Minari follows a Korean-American family that moves to a tiny Arkansas farm in search of their own American Dream. The family home changes completely with the arrival of their sly, foul-mouthed, but incredibly loving grandmother. Amidst the instability and challenges of this new life in the rugged Ozarks, Minari shows the undeniable resilience of family and what really makes a home.

 

On the surface Minari is a gentle, wistful family drama about a family attempting to live the American dream. It is filled with gorgeous shots of the Arkansas countryside and lush green fields bursting from the silver screen. Director Chung manages to find beauty in the mundane and the oddities of normal life from a grandmother obsessed with watching wrestling on the TV to the kind hearted but slightly nutty religious worker the family employs. 

 

But scratch just below the surface and Minari manages to be an ode to the American dream in one breath and a sharp rebuke of it and capitalism in the other.
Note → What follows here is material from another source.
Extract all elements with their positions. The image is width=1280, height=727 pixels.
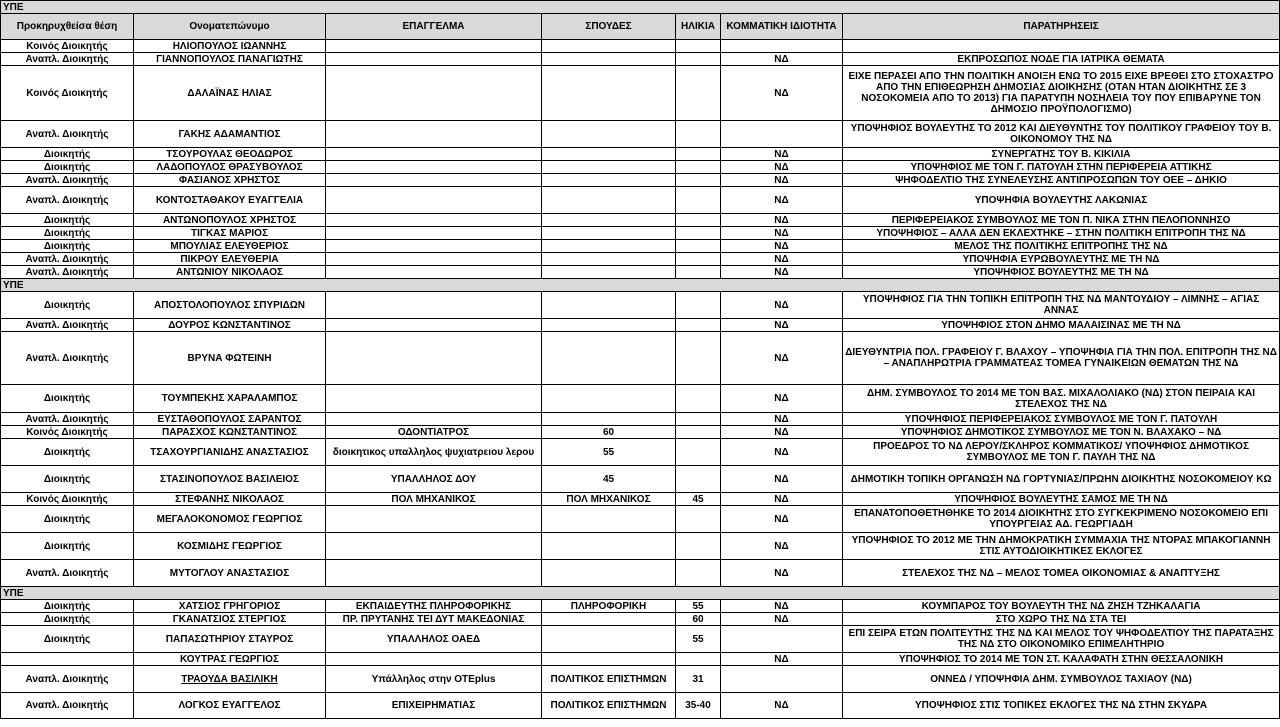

This is a difficult balancing act to pull off but Chung does it with such ease that one can only applaud and wait in anticipation for his next feature to grace our screens. 

 

The small ensemble cast is utterly superb with child actor Alan S. Kim, who plays David, being the standout and whose career is one to watch with great interest. Will Patton, who plays the kind hearted yet religious nutter farm worker, manages to capture the warmth and madness of Paul without stooping to overplaying his hand. 

 

Minari is an ode to the American dream, a tribute to the indomitable human spirit and a timely reminder of the importance of family. Minari is a cinematic triumph.